Want ja, het plezier was weg. Totaal. Helemaal. Weg. En dus was het besluit zo goed als gemaakt. Na elf jaar was het mooi geweest. Ze had dromen gehad en offers gebracht. Genoten van alles wat op haar pad kwam (en dat was best veel). En een mooi laatste seizoen gedraaid. Het was tijd voor wat nieuws. Of niet?
Want gedurende de winterstop merkte ik toch een kleine aarzeling. In begin had ik het misschien niet eens door. Maar toen ik er op ging letten, zag ik het. Heel langzaam kwamen er kleine barstjes in haar vastberaden houding. En bleek het ‘niet meer voetballen’ ineens een stuk minder leuk te zijn, dan het gebrek aan plezier toen ze nog wél speelde.
En dus sloeg ook bij mij de twijfel toe. Wilde ze dit echt? Een groot deel van haar identiteit was (en is) verbonden met het spelletje. Nooit meer de adrenaline na het scoren van een doelpunt? Of de vreugde na een zwaarbevochten winst? Geen spanning meer voorafgaand aan een wedstrijd? Nooit meer die saamhorigheid met haar team, of de lol in de kleedkamer? Zelfs geen teleurstelling of frustratie meer bij het missen van een kans, het verliezen van een belangrijke wedstrijd of een dubieuze beslissing van de scheids?
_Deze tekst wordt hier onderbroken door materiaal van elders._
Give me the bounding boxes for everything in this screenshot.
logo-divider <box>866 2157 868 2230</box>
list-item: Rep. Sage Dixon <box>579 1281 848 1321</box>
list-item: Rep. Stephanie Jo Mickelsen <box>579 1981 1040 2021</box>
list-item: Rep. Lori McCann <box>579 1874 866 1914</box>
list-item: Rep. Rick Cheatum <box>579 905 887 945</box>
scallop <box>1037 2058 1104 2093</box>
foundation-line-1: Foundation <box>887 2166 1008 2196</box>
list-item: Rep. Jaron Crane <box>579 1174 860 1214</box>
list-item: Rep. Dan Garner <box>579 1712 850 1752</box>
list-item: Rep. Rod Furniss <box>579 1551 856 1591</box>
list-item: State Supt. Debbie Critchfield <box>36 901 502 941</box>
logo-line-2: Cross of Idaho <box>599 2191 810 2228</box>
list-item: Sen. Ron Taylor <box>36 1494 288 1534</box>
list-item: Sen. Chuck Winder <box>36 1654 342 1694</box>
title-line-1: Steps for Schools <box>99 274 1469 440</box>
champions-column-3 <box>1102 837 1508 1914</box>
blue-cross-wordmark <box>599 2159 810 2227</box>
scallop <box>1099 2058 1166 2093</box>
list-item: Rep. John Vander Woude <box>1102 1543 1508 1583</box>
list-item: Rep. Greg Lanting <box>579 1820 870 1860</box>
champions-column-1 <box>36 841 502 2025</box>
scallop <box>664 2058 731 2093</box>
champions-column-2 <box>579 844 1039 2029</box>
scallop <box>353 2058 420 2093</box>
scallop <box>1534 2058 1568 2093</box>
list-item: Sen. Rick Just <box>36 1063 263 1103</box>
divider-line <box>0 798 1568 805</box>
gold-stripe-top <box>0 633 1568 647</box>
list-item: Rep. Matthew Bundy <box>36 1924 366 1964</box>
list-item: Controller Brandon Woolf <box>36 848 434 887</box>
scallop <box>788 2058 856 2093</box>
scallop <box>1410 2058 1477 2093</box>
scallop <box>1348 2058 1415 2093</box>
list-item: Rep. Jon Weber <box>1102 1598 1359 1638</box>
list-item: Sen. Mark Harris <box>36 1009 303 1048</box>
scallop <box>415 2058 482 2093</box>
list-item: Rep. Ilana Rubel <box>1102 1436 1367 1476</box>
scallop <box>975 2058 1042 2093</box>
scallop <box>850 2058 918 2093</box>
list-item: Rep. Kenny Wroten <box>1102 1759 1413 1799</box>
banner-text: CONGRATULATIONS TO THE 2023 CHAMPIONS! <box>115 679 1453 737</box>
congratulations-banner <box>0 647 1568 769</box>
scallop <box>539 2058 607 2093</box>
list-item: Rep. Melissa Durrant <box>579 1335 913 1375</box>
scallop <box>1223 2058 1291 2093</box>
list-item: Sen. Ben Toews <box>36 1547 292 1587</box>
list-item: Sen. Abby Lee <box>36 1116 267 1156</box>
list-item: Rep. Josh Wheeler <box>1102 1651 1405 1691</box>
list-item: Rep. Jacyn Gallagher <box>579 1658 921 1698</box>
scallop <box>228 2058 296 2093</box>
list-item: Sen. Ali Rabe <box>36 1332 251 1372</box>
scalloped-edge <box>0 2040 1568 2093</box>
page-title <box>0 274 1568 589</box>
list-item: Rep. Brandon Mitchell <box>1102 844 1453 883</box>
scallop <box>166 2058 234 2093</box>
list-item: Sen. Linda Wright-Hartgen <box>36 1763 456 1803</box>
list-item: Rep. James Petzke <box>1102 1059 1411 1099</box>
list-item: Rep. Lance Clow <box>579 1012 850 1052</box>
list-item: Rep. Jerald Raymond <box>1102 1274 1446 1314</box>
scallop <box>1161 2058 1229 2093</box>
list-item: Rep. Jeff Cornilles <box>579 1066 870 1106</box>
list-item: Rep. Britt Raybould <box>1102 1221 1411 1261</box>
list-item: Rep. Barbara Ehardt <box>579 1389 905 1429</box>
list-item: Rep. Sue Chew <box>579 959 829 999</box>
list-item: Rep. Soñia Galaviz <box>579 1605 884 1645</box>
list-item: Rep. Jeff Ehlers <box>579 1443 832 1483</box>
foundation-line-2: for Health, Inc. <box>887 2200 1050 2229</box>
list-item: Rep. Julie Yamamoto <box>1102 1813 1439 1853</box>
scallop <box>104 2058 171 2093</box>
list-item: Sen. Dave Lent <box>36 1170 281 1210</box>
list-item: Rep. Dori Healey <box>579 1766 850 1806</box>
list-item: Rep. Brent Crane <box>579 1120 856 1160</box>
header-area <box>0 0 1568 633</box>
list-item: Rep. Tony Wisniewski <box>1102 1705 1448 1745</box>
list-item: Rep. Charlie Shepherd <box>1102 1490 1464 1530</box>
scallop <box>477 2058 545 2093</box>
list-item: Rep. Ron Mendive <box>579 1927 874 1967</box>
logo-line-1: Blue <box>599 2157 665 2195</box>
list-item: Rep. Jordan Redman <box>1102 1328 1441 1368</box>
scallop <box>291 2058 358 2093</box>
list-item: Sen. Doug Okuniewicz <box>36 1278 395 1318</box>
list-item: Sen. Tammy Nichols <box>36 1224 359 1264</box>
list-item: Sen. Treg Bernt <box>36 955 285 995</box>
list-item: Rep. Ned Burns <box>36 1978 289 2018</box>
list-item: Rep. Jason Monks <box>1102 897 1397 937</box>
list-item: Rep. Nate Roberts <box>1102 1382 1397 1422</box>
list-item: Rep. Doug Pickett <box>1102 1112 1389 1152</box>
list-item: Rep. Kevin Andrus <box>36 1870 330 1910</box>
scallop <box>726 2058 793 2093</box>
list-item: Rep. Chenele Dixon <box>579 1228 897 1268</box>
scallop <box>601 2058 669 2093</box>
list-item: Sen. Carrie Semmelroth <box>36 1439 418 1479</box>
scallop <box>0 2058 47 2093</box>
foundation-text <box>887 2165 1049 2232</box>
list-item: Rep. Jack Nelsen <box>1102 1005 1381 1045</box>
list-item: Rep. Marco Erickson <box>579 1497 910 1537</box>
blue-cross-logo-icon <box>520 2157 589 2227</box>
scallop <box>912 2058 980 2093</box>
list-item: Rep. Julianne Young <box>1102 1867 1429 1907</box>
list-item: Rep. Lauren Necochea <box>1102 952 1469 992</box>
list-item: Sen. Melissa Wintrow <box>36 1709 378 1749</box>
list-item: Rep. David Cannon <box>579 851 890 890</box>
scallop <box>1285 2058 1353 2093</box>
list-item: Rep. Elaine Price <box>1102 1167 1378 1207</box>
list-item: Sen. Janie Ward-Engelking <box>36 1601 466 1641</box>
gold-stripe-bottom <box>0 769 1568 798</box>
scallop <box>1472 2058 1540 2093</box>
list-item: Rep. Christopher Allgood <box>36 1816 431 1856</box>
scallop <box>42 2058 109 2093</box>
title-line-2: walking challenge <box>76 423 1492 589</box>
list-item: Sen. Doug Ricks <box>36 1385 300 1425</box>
Gelukkig stond er na de winterstop nog een gesprek met de trainster gepland. En eerlijk is eerlijk, er was weinig overtuigingskracht nodig. Het gemis woog gewoonweg te zwaar. En dus stond ze die zelfde avond alweer met haar team in de sportschool. Heerlijk vond ze het. En nu kijkt ze uit naar morgen. Want dan staat de eerste wedstrijd na de winterstop op het programma. Of eigenlijk de tweede, maar de vorige werd afgelast vanwege de sneeuw. Hoe het ook zij, ik kan mijn taxibordje weer tevoorschijn halen. Dochterlief is terug van eigenlijk nooit weggeweest.